Unparsable grammar

[chichid]

I think either this use case is broken or I understand the framework wrong.
The following case is a simplification of a grammar I'm writing. Can you please let me know if this an issue?

Grammar Definition:
A sequence is considered valid if:
1 - it has no "#"
2 - It starts with r# and then a valid sequence
examples: abc is valid, r#abc is valid, but a#bc is not valid

Proof
In the bellow example, r#abc should be parsed as valid since:
a(r#abc) = valid(r#abc) / ("r#" valid(abc)) <---- This group doesn't seem to "eat" the "r#" (is it expected?)
= ERR / (OK()) <--- It's also possible that my understand of this "/" is wrong (is this what's expected?)
= OK()

Grammar / Code

peg::parser!{
    grammar deep_parser() for str {
        pub rule a() = valid() / ("r#" valid())
        
        rule valid() = f()* 

        rule f() -> char = [ch] {?
            if ch != '#' {
                Ok(ch)
            } else {
                Err("# is forbidden")
            }
        }
    }
}

fn main() {
    assert!(deep_parser::a("#####").is_err());
    assert!(deep_parser::a("abc").is_ok());
    assert!(deep_parser::a("r#abc").is_ok()); // <----------- This panics, and it shouldn't!  
}

[Mingun]

The order of operands of the / operator is important. Just change rule a to

pub rule a() = "r#" valid() / valid()

or even

pub rule a() = "r#"? valid()

[chichid]

@Mingun yeah I figured that, but I still don't fully understand why the general rule:
A / B is not equivalent to B / A

Based on the docs the operator / should evaluate A and if it fails it should evaluate B
Why is that different from: Evaluate B then stop since it's successful.

[Mingun]

A / B is not equivalent to B / A

If A and B are fully independent then both variants are equivalent, but in you case B = C A (where A=valid, C="r#").
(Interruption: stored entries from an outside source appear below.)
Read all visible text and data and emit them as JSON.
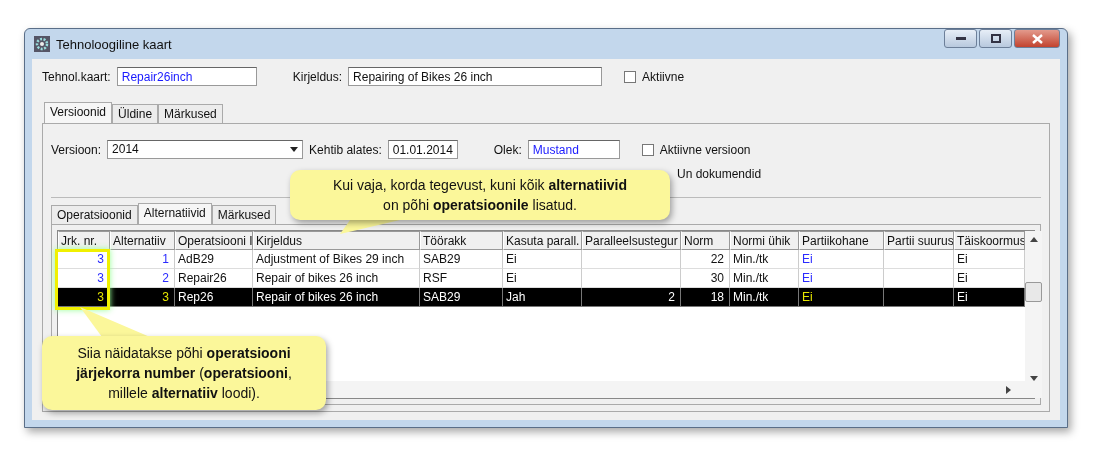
{
  "window": {
    "title": "Tehnoloogiline kaart"
  },
  "header": {
    "card_label": "Tehnol.kaart:",
    "card_value": "Repair26inch",
    "description_label": "Kirjeldus:",
    "description_value": "Repairing of Bikes 26 inch",
    "active": {
      "label": "Aktiivne",
      "checked": false
    }
  },
  "tabs": [
    {
      "label": "Versioonid",
      "selected": true
    },
    {
      "label": "Üldine",
      "selected": false
    },
    {
      "label": "Märkused",
      "selected": false
    }
  ],
  "version": {
    "label": "Versioon:",
    "value": "2014",
    "valid_from_label": "Kehtib alates:",
    "valid_from_value": "01.01.2014",
    "status_label": "Olek:",
    "status_value": "Mustand",
    "active_version": {
      "label": "Aktiivne versioon",
      "checked": false
    },
    "documents_label": "Un dokumendid"
  },
  "subtabs": [
    {
      "label": "Operatsioonid",
      "selected": false
    },
    {
      "label": "Alternatiivid",
      "selected": true
    },
    {
      "label": "Märkused",
      "selected": false
    }
  ],
  "table": {
    "columns": [
      {
        "label": "Jrk. nr.",
        "kind": "ref-number"
      },
      {
        "label": "Alternatiiv",
        "kind": "ref-number"
      },
      {
        "label": "Operatsiooni I",
        "kind": "text"
      },
      {
        "label": "Kirjeldus",
        "kind": "text"
      },
      {
        "label": "Töörakk",
        "kind": "text"
      },
      {
        "label": "Kasuta parall.",
        "kind": "text"
      },
      {
        "label": "Paralleelsustegur",
        "kind": "number"
      },
      {
        "label": "Norm",
        "kind": "number"
      },
      {
        "label": "Normi ühik",
        "kind": "text"
      },
      {
        "label": "Partiikohane",
        "kind": "ref"
      },
      {
        "label": "Partii suurus",
        "kind": "text"
      },
      {
        "label": "Täiskoormus",
        "kind": "text"
      }
    ],
    "rows": [
      {
        "selected": false,
        "cells": [
          "3",
          "1",
          "AdB29",
          "Adjustment of Bikes 29 inch",
          "SAB29",
          "Ei",
          "",
          "22",
          "Min./tk",
          "Ei",
          "",
          "Ei"
        ]
      },
      {
        "selected": false,
        "cells": [
          "3",
          "2",
          "Repair26",
          "Repair of bikes 26 inch",
          "RSF",
          "Ei",
          "",
          "30",
          "Min./tk",
          "Ei",
          "",
          "Ei"
        ]
      },
      {
        "selected": true,
        "cells": [
          "3",
          "3",
          "Rep26",
          "Repair of bikes 26 inch",
          "SAB29",
          "Jah",
          "2",
          "18",
          "Min./tk",
          "Ei",
          "",
          "Ei"
        ]
      }
    ]
  },
  "callouts": [
    {
      "text": "Kui vaja, korda tegevust, kuni kõik **alternatiivid** on põhi **operatsioonile** lisatud."
    },
    {
      "text": "Siia näidatakse põhi **operatsiooni järjekorra number** (**operatsiooni**, millele **alternatiiv** loodi)."
    }
  ]
}
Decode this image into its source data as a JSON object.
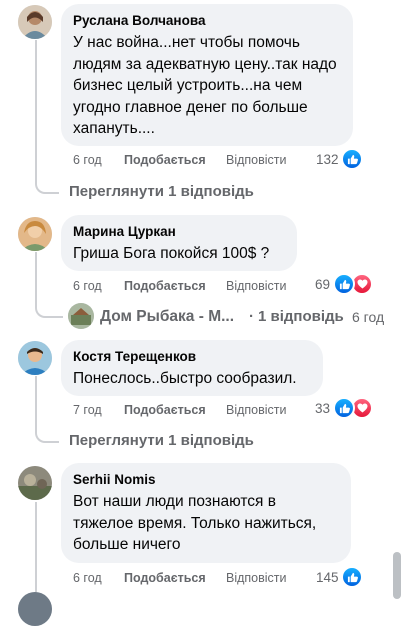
{
  "comments": [
    {
      "author": "Руслана Волчанова",
      "text": "У нас война...нет чтобы помочь людям за адекватную цену..так надо бизнес целый устроить...на чем угодно главное денег по больше хапануть....",
      "time": "6 год",
      "like_label": "Подобається",
      "reply_label": "Відповісти",
      "reactions_count": "132",
      "reactions": [
        "like"
      ],
      "replies_label": "Переглянути 1 відповідь"
    },
    {
      "author": "Марина Цуркан",
      "text": "Гриша Бога покойся 100$ ?",
      "time": "6 год",
      "like_label": "Подобається",
      "reply_label": "Відповісти",
      "reactions_count": "69",
      "reactions": [
        "like",
        "love"
      ],
      "reply_preview": {
        "author": "Дом Рыбака - М...",
        "separator": "·",
        "replies_label": "1 відповідь",
        "time": "6 год"
      }
    },
    {
      "author": "Костя Терещенков",
      "text": "Понеслось..быстро сообразил.",
      "time": "7 год",
      "like_label": "Подобається",
      "reply_label": "Відповісти",
      "reactions_count": "33",
      "reactions": [
        "like",
        "love"
      ],
      "replies_label": "Переглянути 1 відповідь"
    },
    {
      "author": "Serhii Nomis",
      "text": "Вот наши люди познаются в тяжелое время. Только нажиться, больше ничего",
      "time": "6 год",
      "like_label": "Подобається",
      "reply_label": "Відповісти",
      "reactions_count": "145",
      "reactions": [
        "like"
      ]
    }
  ],
  "colors": {
    "bubble": "#f0f2f5",
    "meta_text": "#65676b",
    "like_blue": "#1877f2",
    "love_red": "#f33e58"
  }
}
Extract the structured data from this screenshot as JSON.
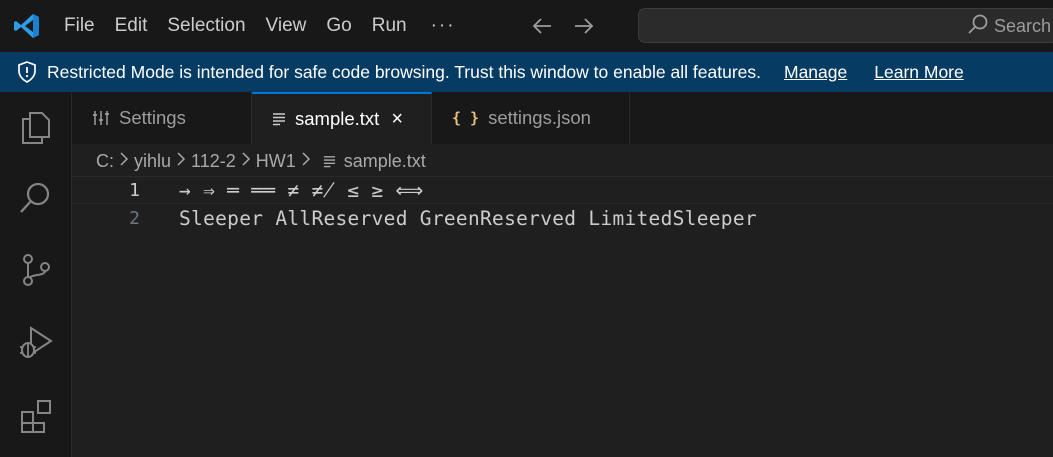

r#abc is a valid() + "#abc", but grammar should consume the whole input, and in that case #abc stay unconsumed which is lead to error

[chichid]

I'm going to close this issue to avoid being heavy :), but I still don't get it.

@Mingun I think it should still work, because "#abc" will be unconsumed in one branch ("r#" valid()) should act as fallback.

a(r#abc) =
= (valid(r#abc)) / ("r#" valid(abc)) 
= (valid() + #abc) / ("r#" valid(abc)) 
= ERR / ("r#" valid(abc)) 
= ERR / OK()
= OK()

[Mingun]

I think, you should learn much more about PEG formalism. Unlike other grammar languages, PEG never backtrack if rule matched. In your example, when rule a() match the r part of the r#abc input using valid() variant, it will not backtrack to the ("r#" valid()) variant, because rule valid() is matched successfully and input was consumed. This mean that a() rule is also matched and the whole grammar consume only r. Unconsumed #abc then makes parser to return an error

[chichid]

Yeah I agree, I'm new to PEG so that's not very intuitive to me. But this answers the question thanks!